Hungry, tired or needing a restroom, a travelling Black family would anxiously wonder where to stop or even where to inquire. If there was a restaurant that served “coloreds,” would they have to go the window or door in the back?


It is not hard to imagine that the challenges prevented many from venturing out of the safety of their immediate neighborhood. However, Victor H. Green, born November 9, 1892 in New York City to parents believed to have emigrated from Virginia, recognized the problem and decided to do something about it.


A United States postal worker in New York and New Jersey for 39 years, in 1936 he expanded his previously published New York metropolitan area guide to include all the United States and a few international properties. The guide was a huge success and at its height was printing 15,000 copies a year.


During the Jim Crow years, Esso Standard Oil Co. was one of the few, if not the only, oil company that franchised gas stations to African Americans. Successful marketing of this endeavor required the employment of African American sales reps and appropriate advertising strategies. Esso endorsed the Green Book and purchased ads within the guide.

The guide was organized by state, town and type of service i.e. hotels, restaurants, beauty salons, garages.

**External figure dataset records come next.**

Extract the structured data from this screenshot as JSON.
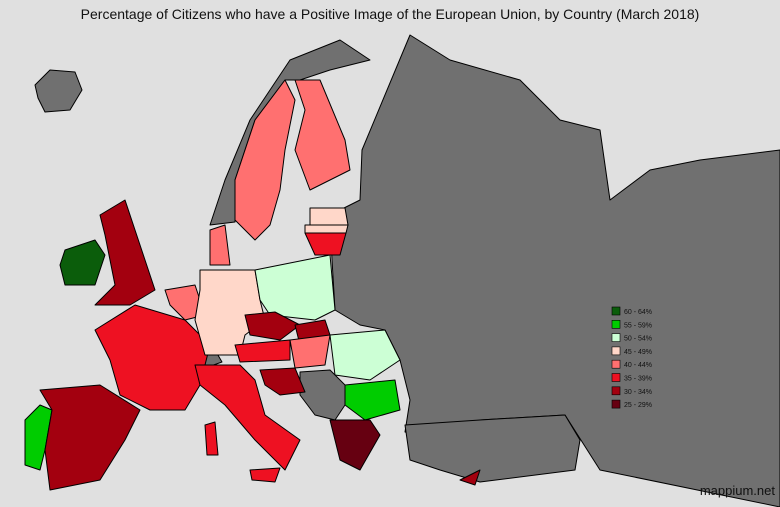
{
  "title": "Percentage of Citizens who have a Positive Image of the European Union, by Country (March 2018)",
  "legend": [
    {
      "label": "60 - 64%",
      "color": "#0b5d0b"
    },
    {
      "label": "55 - 59%",
      "color": "#00cc00"
    },
    {
      "label": "50 - 54%",
      "color": "#ccffd5"
    },
    {
      "label": "45 - 49%",
      "color": "#ffd7c9"
    },
    {
      "label": "40 - 44%",
      "color": "#ff7070"
    },
    {
      "label": "35 - 39%",
      "color": "#ee1122"
    },
    {
      "label": "30 - 34%",
      "color": "#a3000f"
    },
    {
      "label": "25 - 29%",
      "color": "#660011"
    }
  ],
  "watermark": "mappium.net"
}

Services in the Culpeper, Madison and Orange area were not identified in the 1949 issue.


Characterized as a visionary, Victor Green was quite the entrepreneur and along with the guide offered reservation services for extended travel to other countries as well as cruises and group tours.


Recognizing that there would come a time when the service would longer be required, he wrote in the 1949 issue:

“There will be a day sometime in the near future when this guide will not have to be published. That is when we as a race will have equal opportunities and privileges in the United States. It will be a great day for us to suspend this publication for then we can go wherever we please, and without embarrassment.”


The last issue was published in 1964, the same year that the United States Congress passed the Civil Rights Act.